From: "John Fletcher" <j.p.fletcher_at_[hidden]>
>
> Surely one based indexing is used naturally in relation to the
> counting of objects, starting from the experience of small children. I
> don't go to shop to buy 0 packets of soap powder.
>
> The tuple is a collection of objects of different types. I find it
entirely
> natural to think of the first object, second object, etc. in a
> collection.
>
> At their birthday, someone opens the first present, not the zeroth.

It's important not to confuse English language notation with indexing
notation. The English language does not have a word "zeroth", because
no corresponding concept exists. Even in C arrays, the a[0] is the
first element of the array. It so happens that the first element has an
offset from the beginning of the array of zero places (&a[0] == a + 0),
and hence zero is used for its index.

You don't buy zero packets of soap powder (laundry detergent, I gather?;
the term is unfamiliar to me) because the size of the container is not
equal any of the indexes of the packets. That is fine, since index and
size are two different concepts.

As far as "natural" indexing used in the real world, I've seen both
0-based and 1-based in use. An example is numbering of floors in a
building.

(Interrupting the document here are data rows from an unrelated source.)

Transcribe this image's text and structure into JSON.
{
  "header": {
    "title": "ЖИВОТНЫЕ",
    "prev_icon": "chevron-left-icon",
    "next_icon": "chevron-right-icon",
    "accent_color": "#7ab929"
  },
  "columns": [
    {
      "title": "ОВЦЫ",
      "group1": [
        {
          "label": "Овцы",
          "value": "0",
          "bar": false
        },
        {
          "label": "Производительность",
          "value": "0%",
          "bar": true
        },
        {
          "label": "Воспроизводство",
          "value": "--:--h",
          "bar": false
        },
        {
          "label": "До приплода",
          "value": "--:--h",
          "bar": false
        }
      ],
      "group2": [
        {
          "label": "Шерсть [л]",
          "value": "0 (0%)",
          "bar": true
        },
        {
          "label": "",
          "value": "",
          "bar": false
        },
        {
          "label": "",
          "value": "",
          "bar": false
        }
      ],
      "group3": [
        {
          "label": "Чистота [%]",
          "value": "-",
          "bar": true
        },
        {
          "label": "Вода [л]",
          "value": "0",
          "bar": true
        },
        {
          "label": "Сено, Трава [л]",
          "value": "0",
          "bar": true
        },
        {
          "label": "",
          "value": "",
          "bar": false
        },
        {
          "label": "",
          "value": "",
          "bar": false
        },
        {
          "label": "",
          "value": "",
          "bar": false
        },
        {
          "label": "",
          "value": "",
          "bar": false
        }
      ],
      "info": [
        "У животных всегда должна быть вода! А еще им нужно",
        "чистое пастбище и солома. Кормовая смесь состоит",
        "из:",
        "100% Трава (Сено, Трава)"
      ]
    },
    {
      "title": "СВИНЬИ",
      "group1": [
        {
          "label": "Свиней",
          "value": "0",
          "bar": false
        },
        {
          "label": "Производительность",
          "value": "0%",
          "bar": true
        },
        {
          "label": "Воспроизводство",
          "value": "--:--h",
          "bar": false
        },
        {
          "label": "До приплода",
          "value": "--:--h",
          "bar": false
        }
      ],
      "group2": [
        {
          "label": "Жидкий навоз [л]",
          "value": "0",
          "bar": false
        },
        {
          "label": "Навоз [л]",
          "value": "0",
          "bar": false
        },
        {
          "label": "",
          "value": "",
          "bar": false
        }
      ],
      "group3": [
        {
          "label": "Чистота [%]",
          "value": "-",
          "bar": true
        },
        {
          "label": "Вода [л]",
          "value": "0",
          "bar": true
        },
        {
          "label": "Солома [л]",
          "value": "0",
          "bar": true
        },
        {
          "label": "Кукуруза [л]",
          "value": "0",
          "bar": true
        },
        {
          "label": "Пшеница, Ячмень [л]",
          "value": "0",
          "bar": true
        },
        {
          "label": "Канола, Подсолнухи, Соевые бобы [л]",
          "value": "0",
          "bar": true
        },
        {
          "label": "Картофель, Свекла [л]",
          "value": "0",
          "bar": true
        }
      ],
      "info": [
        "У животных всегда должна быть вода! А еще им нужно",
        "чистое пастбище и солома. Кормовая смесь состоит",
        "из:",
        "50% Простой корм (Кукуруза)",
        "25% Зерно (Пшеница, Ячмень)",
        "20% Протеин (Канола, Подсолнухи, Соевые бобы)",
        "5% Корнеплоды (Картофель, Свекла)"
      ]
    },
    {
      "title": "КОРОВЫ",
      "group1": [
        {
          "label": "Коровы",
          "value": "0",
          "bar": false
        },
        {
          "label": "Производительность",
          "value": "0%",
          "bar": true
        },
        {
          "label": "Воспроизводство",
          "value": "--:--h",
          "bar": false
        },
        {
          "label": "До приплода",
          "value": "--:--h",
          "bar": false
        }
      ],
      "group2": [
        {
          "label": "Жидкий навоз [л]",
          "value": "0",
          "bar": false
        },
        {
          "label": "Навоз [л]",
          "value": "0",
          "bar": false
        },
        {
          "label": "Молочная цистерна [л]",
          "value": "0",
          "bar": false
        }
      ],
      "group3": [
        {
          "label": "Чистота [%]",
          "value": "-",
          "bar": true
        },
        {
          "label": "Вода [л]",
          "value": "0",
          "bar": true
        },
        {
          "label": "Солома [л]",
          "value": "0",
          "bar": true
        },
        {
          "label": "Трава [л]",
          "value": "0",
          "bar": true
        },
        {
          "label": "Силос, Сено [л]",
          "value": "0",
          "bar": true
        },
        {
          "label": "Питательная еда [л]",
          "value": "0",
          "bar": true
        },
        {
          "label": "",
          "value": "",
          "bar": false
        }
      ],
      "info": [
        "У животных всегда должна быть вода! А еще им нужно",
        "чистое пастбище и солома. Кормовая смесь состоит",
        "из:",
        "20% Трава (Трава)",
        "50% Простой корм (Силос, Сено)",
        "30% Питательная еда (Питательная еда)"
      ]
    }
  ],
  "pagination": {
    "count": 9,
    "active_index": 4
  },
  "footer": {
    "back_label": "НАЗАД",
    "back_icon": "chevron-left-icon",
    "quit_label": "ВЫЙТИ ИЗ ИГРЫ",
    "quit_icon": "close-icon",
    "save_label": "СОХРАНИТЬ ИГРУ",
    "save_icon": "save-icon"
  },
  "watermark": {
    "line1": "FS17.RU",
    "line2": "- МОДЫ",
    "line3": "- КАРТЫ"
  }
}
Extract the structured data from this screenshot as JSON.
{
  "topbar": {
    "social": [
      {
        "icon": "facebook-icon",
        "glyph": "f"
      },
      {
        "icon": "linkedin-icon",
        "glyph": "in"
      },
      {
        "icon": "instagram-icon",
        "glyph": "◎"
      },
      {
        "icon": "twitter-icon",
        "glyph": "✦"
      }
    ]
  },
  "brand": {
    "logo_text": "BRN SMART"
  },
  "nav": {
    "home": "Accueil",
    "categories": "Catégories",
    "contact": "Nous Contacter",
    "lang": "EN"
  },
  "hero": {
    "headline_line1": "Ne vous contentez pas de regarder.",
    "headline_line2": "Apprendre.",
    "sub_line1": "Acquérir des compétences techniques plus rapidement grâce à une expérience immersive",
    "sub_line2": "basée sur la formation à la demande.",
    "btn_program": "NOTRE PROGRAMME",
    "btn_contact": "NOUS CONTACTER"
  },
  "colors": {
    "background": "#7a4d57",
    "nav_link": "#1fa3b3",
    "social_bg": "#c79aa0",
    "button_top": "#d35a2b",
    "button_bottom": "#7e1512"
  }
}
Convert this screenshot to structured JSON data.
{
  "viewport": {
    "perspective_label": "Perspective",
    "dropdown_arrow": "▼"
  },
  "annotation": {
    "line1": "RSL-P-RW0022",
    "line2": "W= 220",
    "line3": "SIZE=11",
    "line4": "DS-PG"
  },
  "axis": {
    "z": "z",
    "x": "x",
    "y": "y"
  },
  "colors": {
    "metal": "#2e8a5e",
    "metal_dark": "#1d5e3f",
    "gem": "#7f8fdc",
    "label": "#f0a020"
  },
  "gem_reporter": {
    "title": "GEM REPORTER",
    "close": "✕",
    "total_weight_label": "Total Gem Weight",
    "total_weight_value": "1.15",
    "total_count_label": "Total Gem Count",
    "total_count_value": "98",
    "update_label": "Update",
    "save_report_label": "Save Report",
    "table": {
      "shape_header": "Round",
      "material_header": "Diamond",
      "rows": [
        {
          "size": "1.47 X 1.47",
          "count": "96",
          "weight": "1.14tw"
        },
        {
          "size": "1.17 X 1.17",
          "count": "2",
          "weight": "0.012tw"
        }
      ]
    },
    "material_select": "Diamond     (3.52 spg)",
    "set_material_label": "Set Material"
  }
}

In America, we use 1-based indexing, but in Europe (at least
where I've been, which doesn't include the UK), they use 0-based, e.g.
the first floor is the one immediately above the ground-level floor.

Real-world indexing convention is moot, however, since tuple indexing
will be used side-by-side with arrays, vectors, indexable maps, pointer
offset, etc. in C++. Compatibility with the rest of C++ is paramount,
since only very occasionally will the programmer be looking at a row of
elevator buttons while typing. As others have alluded to, as the power
of the tuple and lambda libraries grows, they will find increasingly
closer use with existing containers that use 0-based indexing. It would
be a recipe for confusion, and an invitation for future users to curse
the legacy decisions of old (made today), to have non-aligned indexing.

Compatibility between the tuple and lambda libraries is important. The
outcome of this discussion should apply to both libraries.